The most striking feature of the setup is what happened last time. The stock surged 36.7% on May 6 and held nearly all of that gain over the following five days, closing the week up 34.6%. That print reset the share price from the $3 range into the $4–5 corridor and triggered a round of analyst target upgrades in the days that followed. The stock has since given back roughly 6% on the week and 3.4% on the last session, pulling back to $4.58 ahead of Monday's report. The one-month picture remains up 20%, which underlines just how much of the bullish thesis is already priced in after that May eruption.
The bull-versus-bear debate for this print centres on whether the Realize platform's momentum is durable, not whether Taboola can grow. After the May results, TD Cowen raised its target from $4 to $6 and Benchmark lifted from $4.50 to $6.50, both maintaining Buy ratings. Needham was similarly constructive. Bulls point to AI-driven revenue growth, the Realize platform's traction in performance-based buying, and the Connexity acquisition as evidence of a structural shift. Bears counter that native advertising faces secular pressure, the Yahoo partnership's value is eroding as Yahoo's audience shrinks, and app-traffic dependency exposes the company to publisher attrition. The EV/EBITDA multiple has expanded to around 5.9x on a trailing basis — not demanding for a profitable-and-growing adtech name, but dependent on the growth story staying intact. The analyst consensus target implies roughly 26% upside to the current price.

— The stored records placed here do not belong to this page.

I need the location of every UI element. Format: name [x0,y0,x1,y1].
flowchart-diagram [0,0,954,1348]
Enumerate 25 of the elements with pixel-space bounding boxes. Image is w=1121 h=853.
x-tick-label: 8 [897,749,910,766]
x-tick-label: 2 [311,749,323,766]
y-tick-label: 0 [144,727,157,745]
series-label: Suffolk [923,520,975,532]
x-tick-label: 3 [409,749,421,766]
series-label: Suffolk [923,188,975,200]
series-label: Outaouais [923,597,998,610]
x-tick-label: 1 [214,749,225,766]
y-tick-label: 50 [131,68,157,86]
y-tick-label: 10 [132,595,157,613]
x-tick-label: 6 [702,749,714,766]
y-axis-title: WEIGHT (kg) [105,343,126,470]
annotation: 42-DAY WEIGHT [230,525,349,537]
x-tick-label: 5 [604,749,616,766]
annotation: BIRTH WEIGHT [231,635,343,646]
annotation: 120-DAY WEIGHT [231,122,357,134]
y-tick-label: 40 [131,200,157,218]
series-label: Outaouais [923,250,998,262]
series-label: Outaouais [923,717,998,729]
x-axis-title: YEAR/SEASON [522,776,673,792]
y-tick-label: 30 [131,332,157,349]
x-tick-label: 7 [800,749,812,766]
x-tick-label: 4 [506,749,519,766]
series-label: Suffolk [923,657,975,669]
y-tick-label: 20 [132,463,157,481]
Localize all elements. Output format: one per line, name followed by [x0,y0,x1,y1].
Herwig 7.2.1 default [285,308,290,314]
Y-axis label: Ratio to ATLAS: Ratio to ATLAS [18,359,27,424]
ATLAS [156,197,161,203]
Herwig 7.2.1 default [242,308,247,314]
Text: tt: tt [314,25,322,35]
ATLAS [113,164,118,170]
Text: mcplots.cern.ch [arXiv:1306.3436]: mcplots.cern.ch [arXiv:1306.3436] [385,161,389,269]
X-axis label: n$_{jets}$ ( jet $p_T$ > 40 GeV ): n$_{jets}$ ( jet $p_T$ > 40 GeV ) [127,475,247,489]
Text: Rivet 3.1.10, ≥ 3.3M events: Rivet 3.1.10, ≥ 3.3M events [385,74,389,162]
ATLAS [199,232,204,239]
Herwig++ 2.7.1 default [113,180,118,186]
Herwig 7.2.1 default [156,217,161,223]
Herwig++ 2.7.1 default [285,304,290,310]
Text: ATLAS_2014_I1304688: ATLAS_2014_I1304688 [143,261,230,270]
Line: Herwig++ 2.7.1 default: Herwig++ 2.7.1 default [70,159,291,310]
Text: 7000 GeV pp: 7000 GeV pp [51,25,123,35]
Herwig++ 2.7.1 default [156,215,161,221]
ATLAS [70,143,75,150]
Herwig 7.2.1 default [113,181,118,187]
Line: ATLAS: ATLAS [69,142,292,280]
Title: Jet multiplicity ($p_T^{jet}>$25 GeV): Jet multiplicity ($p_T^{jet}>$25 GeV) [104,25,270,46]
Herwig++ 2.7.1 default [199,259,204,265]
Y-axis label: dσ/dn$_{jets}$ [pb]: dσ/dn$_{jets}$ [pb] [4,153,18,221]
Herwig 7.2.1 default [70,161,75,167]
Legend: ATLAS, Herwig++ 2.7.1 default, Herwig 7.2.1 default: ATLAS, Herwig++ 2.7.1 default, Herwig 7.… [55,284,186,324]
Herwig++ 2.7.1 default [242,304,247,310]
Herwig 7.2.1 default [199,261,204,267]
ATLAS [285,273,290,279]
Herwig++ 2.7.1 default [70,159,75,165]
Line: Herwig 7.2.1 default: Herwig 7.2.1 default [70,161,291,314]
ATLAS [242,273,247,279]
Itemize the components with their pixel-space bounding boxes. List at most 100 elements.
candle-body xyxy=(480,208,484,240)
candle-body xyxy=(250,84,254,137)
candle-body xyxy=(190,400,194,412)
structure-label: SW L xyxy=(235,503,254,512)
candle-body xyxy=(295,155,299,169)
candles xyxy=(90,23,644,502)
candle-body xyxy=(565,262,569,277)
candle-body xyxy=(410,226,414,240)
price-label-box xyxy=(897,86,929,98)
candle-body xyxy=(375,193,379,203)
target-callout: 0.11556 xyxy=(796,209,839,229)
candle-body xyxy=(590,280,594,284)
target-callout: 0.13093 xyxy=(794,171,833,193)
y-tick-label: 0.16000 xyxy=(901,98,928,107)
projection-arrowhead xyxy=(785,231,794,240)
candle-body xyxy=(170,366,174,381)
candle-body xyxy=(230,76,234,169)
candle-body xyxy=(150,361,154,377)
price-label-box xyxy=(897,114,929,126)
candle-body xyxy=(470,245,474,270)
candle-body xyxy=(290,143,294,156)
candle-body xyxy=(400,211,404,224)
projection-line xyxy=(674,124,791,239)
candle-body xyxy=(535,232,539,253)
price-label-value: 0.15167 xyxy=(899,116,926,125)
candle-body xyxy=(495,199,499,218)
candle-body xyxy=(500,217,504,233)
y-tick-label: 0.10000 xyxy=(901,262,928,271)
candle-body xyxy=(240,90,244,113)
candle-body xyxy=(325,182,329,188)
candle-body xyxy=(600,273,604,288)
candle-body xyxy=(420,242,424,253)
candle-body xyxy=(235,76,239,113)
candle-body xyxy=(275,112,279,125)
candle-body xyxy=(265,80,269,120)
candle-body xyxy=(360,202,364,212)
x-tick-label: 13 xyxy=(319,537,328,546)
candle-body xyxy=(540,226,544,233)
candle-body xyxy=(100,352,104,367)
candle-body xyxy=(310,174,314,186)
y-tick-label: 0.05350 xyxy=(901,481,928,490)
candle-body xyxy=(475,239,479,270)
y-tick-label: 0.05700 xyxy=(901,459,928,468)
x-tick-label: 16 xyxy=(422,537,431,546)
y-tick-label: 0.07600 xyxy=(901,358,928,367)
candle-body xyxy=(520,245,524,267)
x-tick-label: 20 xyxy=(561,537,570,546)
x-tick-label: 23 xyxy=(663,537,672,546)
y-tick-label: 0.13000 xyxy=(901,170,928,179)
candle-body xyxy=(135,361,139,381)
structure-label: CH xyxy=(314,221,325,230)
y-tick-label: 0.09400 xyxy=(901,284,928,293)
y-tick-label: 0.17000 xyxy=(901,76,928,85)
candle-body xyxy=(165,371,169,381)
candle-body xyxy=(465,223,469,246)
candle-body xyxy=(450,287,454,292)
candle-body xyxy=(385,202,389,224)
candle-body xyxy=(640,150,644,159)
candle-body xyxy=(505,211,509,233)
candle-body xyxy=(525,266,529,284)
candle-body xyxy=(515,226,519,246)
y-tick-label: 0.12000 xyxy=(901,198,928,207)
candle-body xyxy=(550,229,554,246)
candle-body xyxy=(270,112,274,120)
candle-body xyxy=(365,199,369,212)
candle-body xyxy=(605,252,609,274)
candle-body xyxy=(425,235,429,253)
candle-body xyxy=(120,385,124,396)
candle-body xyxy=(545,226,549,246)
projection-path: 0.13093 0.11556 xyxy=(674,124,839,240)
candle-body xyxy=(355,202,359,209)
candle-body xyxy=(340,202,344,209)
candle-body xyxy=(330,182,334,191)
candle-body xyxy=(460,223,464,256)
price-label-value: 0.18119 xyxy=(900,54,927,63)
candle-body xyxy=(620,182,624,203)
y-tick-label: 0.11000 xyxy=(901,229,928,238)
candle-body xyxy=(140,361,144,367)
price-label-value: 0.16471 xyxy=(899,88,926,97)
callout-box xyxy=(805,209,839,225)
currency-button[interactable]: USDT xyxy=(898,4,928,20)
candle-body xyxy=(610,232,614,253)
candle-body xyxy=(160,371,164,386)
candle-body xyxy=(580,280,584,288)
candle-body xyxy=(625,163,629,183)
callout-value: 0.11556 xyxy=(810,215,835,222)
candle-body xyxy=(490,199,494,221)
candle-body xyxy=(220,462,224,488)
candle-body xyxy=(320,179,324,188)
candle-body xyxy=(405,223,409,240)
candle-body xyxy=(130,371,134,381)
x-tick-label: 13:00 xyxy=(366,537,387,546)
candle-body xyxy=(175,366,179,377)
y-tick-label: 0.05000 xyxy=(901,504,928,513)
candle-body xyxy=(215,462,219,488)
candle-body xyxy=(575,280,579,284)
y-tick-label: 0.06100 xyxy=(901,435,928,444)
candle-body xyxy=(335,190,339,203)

The ownership register adds a notable wrinkle. Apollo Global Management appears in the top holders with 39.5 million shares — a position that was added in full as a new stake as recently as late May. At the same time, Yahoo trimmed 12 million shares in the same reporting period, reducing its holding to 57.6 million shares (21% of the company). Insiders have been net sellers across the board since the May rally, with the CEO, CFO, and other executives all registering disposals at prices around $5.00. Apollo's fresh entry is the most unusual datapoint in the register; whether it reflects a strategic thesis tied to the Yahoo relationship or a purely financial allocation is unclear from the filing data alone.
The lending market offers no edge for short sellers either way — availability is extremely loose at 2,610%, with cost to borrow barely above 1%. Short interest at just over 1% of free float is negligible. The print on June 9 will test whether a company that already jumped 37% on one earnings beat has the revenue and margin trajectory to justify the stock trading near its highest level in over a year.